At least, those used to be the undisputed firing offences. If Oda survives, misleading the House might have to be downgraded to Reid’s second tier of awkward but not necessarily fatal. Of course, the Conservatives aren’t conceding that Oda lied. They offer the following explanations. She was asked in a House committee who had inserted the word “not” in that document, and honestly said she didn’t know, but would have fessed up to having ordered the alteration had she been asked how the change came to be made. And when she said in a written answer to an opposition question that de-funding Kairos was a “CIDA decision,” she meant in the sense that “CIDA encompasses both officials and the minister responsible for CIDA.”

Milliken must now decide is there’s merit in those fine lines of defence. The House Speaker has been asked to rule on an opposition motion claiming Oda violated MPs’ privileges by misleading them. She might eventually be found in contempt of Parliament, which would be unprecedented for a cabinet minister. Yet Carleton University political science professor Jonathan Malloy isn’t sure even that would matter much. Malloy says Canadians generally view Parliament now mainly in terms of party wrangling. They cheer for one side or the other based on their partisan inclinations. “If this goes further as a contempt-of-Parliament matter,” he says, “it just becomes an extension of the partisan battle.”

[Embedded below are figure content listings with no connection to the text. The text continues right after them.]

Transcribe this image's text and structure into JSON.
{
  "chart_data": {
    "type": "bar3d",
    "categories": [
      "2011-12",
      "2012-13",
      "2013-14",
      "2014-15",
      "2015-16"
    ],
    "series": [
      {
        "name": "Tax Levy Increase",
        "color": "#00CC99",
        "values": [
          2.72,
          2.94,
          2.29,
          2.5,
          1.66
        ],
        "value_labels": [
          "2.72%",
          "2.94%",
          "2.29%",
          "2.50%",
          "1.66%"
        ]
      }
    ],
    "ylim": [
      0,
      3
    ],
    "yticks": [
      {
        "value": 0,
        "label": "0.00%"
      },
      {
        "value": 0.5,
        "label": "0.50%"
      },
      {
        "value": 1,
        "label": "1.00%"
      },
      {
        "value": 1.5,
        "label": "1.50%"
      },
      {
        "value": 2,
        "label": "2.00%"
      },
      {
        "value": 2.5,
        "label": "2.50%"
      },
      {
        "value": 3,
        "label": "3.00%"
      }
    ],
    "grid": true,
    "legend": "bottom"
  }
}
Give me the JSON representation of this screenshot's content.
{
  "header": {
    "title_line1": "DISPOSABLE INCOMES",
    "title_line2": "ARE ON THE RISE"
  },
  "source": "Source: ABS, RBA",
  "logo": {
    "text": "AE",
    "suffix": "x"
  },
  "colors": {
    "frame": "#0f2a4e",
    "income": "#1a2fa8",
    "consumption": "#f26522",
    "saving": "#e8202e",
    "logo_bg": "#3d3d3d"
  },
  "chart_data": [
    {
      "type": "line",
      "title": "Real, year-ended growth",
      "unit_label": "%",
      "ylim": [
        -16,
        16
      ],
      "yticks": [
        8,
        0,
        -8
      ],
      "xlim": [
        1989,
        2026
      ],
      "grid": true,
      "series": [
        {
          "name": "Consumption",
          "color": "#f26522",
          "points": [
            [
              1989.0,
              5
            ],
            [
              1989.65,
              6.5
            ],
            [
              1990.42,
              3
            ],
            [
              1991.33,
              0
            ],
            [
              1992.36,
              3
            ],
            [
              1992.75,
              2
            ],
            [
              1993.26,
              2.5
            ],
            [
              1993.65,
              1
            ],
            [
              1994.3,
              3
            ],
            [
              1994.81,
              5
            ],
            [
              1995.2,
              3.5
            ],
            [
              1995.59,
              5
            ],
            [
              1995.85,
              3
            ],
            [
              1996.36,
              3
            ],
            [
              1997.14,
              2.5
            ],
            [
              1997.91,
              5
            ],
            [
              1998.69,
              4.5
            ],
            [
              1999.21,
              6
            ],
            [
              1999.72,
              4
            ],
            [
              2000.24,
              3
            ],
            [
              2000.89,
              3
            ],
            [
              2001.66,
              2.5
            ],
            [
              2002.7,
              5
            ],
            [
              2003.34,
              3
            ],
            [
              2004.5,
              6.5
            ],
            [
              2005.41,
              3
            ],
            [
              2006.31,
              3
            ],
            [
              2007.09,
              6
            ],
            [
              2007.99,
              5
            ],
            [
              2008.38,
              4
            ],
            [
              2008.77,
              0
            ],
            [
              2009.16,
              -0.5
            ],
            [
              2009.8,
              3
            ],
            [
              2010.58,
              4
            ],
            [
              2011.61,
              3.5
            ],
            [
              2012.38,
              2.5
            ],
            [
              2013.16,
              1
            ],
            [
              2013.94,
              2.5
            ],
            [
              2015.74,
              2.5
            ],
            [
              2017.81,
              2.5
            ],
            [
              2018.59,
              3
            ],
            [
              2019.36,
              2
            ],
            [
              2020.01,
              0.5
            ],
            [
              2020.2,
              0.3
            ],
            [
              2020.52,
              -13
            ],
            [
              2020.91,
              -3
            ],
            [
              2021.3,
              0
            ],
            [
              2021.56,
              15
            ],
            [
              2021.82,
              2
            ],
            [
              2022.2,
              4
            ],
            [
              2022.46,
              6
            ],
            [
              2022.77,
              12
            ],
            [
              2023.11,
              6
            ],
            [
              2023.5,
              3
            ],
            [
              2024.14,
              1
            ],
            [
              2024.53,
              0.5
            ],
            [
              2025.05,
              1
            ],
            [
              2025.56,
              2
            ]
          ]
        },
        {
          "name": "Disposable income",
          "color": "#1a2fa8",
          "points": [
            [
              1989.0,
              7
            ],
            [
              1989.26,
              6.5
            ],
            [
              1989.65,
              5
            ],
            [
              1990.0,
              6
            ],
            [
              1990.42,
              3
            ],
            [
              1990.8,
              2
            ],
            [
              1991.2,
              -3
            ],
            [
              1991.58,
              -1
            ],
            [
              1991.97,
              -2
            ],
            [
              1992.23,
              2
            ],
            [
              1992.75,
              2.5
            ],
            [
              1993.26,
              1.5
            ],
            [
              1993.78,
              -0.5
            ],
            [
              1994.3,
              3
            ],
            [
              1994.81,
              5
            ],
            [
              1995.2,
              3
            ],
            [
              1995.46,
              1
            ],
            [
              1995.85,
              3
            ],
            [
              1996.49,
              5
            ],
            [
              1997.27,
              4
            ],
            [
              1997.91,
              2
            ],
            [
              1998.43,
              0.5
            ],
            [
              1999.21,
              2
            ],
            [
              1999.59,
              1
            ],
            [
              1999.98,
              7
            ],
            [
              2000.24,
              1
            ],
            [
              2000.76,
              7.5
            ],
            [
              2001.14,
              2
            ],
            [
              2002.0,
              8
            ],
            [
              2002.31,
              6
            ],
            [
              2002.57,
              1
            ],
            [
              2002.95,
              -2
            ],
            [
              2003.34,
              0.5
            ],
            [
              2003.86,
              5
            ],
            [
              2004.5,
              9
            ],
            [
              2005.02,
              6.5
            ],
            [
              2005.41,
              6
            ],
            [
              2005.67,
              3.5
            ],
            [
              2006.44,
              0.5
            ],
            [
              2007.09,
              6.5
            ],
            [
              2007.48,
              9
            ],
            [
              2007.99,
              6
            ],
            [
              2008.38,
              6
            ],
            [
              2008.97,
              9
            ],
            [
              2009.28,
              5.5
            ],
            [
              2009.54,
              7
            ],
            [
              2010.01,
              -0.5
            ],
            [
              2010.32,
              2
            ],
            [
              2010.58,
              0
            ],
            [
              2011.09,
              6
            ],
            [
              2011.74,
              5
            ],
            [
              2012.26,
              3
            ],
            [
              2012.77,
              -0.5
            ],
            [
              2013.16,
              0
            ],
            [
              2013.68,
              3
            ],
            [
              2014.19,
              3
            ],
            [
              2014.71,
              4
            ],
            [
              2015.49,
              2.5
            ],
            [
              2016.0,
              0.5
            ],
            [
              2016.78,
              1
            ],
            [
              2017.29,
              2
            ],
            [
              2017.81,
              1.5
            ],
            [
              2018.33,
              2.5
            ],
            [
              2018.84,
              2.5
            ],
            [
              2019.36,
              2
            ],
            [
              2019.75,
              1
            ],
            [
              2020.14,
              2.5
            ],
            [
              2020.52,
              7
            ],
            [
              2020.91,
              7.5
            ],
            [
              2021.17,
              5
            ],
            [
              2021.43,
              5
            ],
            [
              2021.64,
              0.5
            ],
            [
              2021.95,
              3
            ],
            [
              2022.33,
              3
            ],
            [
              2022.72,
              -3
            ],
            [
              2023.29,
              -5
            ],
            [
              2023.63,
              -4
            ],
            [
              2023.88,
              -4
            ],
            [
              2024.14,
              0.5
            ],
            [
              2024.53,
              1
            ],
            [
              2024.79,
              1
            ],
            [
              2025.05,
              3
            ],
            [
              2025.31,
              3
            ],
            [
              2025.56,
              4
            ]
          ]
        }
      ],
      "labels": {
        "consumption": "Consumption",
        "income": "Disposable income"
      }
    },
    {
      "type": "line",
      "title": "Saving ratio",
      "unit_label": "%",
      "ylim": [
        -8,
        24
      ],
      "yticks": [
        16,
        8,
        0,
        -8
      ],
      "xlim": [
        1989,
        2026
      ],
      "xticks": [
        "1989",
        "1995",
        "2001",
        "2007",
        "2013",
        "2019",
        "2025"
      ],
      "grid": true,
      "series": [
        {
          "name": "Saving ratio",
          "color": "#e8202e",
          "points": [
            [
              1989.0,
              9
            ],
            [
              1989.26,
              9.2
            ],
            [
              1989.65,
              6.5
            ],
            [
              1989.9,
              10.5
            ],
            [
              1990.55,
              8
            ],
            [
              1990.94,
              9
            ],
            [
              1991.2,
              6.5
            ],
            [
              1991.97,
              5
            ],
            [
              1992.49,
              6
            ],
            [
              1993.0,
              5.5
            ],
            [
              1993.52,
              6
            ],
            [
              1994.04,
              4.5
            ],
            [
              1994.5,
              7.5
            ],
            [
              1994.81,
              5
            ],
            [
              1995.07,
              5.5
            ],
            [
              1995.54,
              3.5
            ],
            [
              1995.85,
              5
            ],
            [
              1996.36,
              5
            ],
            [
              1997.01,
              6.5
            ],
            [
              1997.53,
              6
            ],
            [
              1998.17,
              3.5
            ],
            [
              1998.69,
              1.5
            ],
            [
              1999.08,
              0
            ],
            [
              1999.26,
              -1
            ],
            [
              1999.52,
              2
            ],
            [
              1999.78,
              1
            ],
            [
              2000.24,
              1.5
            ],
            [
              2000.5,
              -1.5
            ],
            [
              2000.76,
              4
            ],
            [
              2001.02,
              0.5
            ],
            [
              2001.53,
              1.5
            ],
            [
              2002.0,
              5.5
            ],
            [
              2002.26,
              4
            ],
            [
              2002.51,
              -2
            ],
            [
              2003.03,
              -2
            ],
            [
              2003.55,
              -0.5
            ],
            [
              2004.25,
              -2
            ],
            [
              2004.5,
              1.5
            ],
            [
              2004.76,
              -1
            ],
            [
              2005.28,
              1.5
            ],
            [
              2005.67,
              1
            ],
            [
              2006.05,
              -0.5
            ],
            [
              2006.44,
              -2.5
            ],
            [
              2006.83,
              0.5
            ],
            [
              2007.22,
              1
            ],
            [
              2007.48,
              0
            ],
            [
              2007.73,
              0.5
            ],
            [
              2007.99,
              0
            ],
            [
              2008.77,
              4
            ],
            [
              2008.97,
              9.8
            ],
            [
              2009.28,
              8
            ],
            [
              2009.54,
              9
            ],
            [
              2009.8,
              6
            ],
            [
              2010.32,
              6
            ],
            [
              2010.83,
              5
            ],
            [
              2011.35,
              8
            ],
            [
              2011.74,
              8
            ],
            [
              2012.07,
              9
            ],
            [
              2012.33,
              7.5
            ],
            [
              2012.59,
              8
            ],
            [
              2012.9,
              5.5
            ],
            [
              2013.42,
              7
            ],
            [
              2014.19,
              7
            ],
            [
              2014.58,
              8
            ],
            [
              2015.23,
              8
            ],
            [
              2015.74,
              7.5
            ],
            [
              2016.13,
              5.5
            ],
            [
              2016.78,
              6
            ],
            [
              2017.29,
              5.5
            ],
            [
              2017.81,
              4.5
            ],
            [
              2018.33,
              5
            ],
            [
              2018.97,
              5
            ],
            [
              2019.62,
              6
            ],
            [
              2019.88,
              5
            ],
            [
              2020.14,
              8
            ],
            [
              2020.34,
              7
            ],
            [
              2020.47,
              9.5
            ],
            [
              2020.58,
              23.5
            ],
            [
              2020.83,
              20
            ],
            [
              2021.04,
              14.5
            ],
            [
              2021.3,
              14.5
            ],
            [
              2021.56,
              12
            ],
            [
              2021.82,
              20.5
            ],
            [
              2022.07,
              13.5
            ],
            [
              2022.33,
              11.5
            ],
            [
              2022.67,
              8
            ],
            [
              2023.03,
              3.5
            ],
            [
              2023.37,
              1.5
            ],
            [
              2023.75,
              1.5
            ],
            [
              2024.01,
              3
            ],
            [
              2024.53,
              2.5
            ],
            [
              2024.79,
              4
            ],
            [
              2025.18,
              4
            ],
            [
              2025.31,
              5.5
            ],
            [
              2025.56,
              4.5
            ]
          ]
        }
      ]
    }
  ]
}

And that might be an acceptable outcome for the Prime Minister. Casting the Oda affair as a mere partisan squabble over parliamentary niceties could allow him to save a minister, and avoid handing his enemies a win on a point of principle, with a possible spring election in the wind. If he succeeds, any cabinet minister’s future missteps will have to be viewed in the changed light of their much improved chances of surviving scandal.